On the heels of Facebook’s disclosure about the active measures Russian operatives have taken to exploit social media for disinformation, the Pew Research Center released findings of an ongoing tracking study showing that two-thirds (67%) of American now get at least some of their news via social media platforms.
While that represents only a modest increase since early 2016 -- the height of the Presidential primaries -- when 62% of Americans reported getting news from social media, the increase is being driven more by greater adoption among older, less educated and nonwhite Americans.
The study, conducted Aug. 8-21 and based on a survey of 4,971 adults, found that, for the first time, more than half (55%) of Americans age 50 and older say they get news from social media outlets.
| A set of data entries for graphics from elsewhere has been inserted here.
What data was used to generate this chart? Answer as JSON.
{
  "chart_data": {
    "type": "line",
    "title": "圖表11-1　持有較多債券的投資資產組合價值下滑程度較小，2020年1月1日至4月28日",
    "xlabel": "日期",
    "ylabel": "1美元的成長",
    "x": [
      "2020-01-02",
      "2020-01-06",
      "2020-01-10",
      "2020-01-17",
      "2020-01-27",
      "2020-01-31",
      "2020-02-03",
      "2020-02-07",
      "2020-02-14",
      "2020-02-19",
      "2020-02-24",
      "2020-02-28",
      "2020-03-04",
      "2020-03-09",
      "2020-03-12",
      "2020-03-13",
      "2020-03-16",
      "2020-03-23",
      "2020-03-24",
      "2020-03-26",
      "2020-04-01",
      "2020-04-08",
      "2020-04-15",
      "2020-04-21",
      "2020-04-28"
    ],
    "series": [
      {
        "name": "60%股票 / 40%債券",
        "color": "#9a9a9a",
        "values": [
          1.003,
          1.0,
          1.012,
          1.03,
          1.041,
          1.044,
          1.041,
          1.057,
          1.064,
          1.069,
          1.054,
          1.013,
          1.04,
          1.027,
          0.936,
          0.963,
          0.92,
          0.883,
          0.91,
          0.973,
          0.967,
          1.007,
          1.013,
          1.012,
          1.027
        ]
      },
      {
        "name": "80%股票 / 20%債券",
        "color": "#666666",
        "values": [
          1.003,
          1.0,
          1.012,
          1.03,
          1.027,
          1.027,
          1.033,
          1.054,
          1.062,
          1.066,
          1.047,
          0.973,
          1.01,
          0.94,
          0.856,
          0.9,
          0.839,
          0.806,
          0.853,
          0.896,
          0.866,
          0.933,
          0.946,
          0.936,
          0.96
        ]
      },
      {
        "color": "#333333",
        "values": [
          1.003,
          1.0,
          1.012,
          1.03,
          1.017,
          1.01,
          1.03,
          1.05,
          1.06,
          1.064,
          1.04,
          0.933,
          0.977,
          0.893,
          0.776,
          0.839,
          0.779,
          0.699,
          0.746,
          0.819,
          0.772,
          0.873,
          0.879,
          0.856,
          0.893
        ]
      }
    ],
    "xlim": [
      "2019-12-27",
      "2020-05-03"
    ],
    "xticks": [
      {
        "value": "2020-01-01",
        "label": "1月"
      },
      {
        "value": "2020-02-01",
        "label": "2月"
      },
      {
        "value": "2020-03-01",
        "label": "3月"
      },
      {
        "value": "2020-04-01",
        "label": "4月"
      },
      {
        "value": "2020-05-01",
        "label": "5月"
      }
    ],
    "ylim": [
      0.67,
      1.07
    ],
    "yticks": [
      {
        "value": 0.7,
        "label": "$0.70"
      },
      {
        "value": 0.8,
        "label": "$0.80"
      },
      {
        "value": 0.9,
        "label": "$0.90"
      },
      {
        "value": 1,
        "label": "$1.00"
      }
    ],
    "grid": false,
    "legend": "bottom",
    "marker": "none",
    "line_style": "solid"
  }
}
That represents a 10 percentage point increase from Pew’s last survey on the topic in 2016.
And those social media outlets include many more platforms, including some newer and rapidly rising ones.
Twitter, YouTube and Snapchat have grown the most as a source of news.
Instagram, LinkedIn and WhatsApp are also becoming significant sources.
“Not only have Americans grown somewhat in their use of social media for news overall, but now they are more likely than ever to get news from multiple social media sites,” Pew analysts Elisa Shearer and Jeffrey Gottfried write in the report, noting, “About one quarter of all U.S. adults (26%) get news from two or more of these sites, up from 18% in 2016 and 15% in 2013.”